• Benjamin Le Maitre

Pourquoi un bon backtest n'est pas nécessairement robuste ?

Mis à jour : mai 3

Nous avons rarement évoqué le trading algorithmique bien que le domaine soit passionnant. L’heure est venue d’y remédier avec un thème courant dans l’industrie : pourquoi un bon backtest n’est pas nécessairement indicatif d’une méthode solide ?


De nombreux éléments sont à incorporer de le processus de création et de validation d’un modèle. Étudions-les ci-dessous, du plus simple au plus complexe :


1° - Le plus évident à modéliser, les frais fixes. Dépendant de la classe d’actif traitée, ils peuvent se décliner en sous-segment : frais de broker, d’échange, de clearing, régulation, etc. Ils varient notamment en fonction du volume traité et de l’institution d’intermédiation.


2° - Plus subtil, le spread. Le dernier prix que vous observez sur un graphique est incomplet : il s’agit soit du niveau de la dernière transaction (last price) soit du point moyen entre le bid et l’ask (mid-price). L’écart entre le bid et l’ask est appellé le spread.
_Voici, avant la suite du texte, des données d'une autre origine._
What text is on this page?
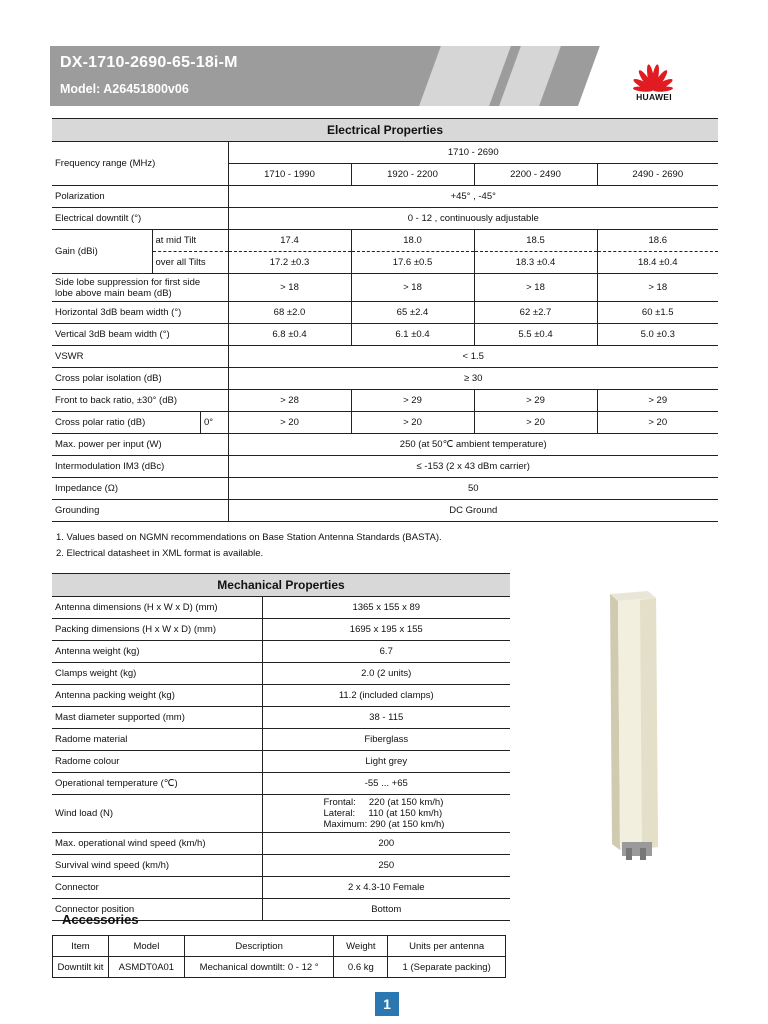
DX-1710-2690-65-18i-M
Model: A26451800v06
HUAWEI
Electrical Properties					
Frequency range (MHz)		1710 - 2690			
		1710 - 1990	1920 - 2200	2200 - 2490	2490 - 2690
Polarization		+45° , -45°			
Electrical downtilt (°)		0 - 12 , continuously adjustable			
Gain (dBi)	at mid Tilt	17.4	18.0	18.5	18.6
	over all Tilts	17.2 ±0.3	17.6 ±0.5	18.3 ±0.4	18.4 ±0.4
Side lobe suppression for first side
lobe above main beam (dB)		> 18	> 18	> 18	> 18
Horizontal 3dB beam width (°)		68 ±2.0	65 ±2.4	62 ±2.7	60 ±1.5
Vertical 3dB beam width (°)		6.8 ±0.4	6.1 ±0.4	5.5 ±0.4	5.0 ±0.3
VSWR		< 1.5			
Cross polar isolation (dB)		≥ 30			
Front to back ratio, ±30° (dB)		> 28	> 29	> 29	> 29
Cross polar ratio (dB) 0°		> 20	> 20	> 20	> 20
Max. power per input (W)		250 (at 50℃ ambient temperature)			
Intermodulation IM3 (dBc)		≤ -153 (2 x 43 dBm carrier)			
Impedance (Ω)		50			
Grounding		DC Ground			
1. Values based on NGMN recommendations on Base Station Antenna Standards (BASTA).
2. Electrical datasheet in XML format is available.
Mechanical Properties	
Antenna dimensions (H x W x D) (mm)	1365 x 155 x 89
Packing dimensions (H x W x D) (mm)	1695 x 195 x 155
Antenna weight (kg)	6.7
Clamps weight (kg)	2.0 (2 units)
Antenna packing weight (kg)	11.2 (included clamps)
Mast diameter supported (mm)	38 - 115
Radome material	Fiberglass
Radome colour	Light grey
Operational temperature (℃)	-55 ... +65
Wind load (N)	Frontal:     220 (at 150 km/h)
Lateral:     110 (at 150 km/h)
Maximum: 290 (at 150 km/h)

Max. operational wind speed (km/h)	200
Survival wind speed (km/h)	250
Connector	2 x 4.3-10 Female
Connector position	Bottom
Accessories
Item	Model	Description	Weight	Units per antenna
Downtilt kit	ASMDT0A01	Mechanical downtilt: 0 - 12 °	0.6 kg	1 (Separate packing)
1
Si vous entrez sur le marché agressivement à l’aide d’ordres ATP (à tout prix), vous serez exécuté au bid ou à l’ask (selon le sens de votre entrée), à un prix alors différent de celui affiché. Le spread varie localement en fonction du marché traité, de l’heure de la journée, de la volatilité, etc. Il varie également à travers les années en fonction des contrats de market-making signés par les échanges organisant l’afflux de liquidité passive.


3° - De pair avec le spread, la liquidité est également central. Les inefficiences sont plus nombreuses dans des marchés illiquides. Cela signifie qu’elles disparaitront avec peu d’encours et que votre modèle ne pourrait pas passer à l’échelle.


4° - Le plus technique, la latence. Valable principalement pour des méthodes de haute-fréquence où une intervention rapide est primordiale pour éviter les décalages de prix ou l’arbitrage par une firme concurrente. Une phrase souvent entendue sur des desks de trading propriétaire quantitatif court-terme “L’alpha n’est pas difficile à trouver, il est difficile à exploiter.”


5° - Une notion connue dans l’univers de la Data Science et l’une des plus difficiles à maîtriser en investissement algorithmique en raison de la non-stationnarité des données : le surapprentissage. Concrètement, comment est-ce que ce problème se traduit ? Un modèle d’investissement conçu de manière à être parfaitement adapté à un type de condition de marché restreint, mais qui se généralisera mal à d’autres environnements.


Cela arrive régulièrement lorsque l’échantillon de données utilisé (la période d’apprentissage) est déraisonnablement faible ou bien qu’aucun test sur une période de robustesse (période durant laquelle un algorithme n’a pas été entrainé ou créé) n’ait été réalisé. Afin de donner un ordre de grandeur, n’attendez pas de résultats solides sur des marchés matures avec moins de quinze ans de données (y compris sur unité de temps courte).


Principe à garder en mémoire, plus un modèle contient de features (types de données) et plus la sensibilité des paramètres associés influent ses performances : plus le risque de surapprentissage est important.

Enfin, même si tous ces tests sont concluants, les marchés ne sont pas immuables : changement de structure (taille de pas de cotation, horaires d’ouvertures, changements d’opérateurs). Les inefficiences fluctuent et elles varieront aussi longtemps que les marchés seront ouverts.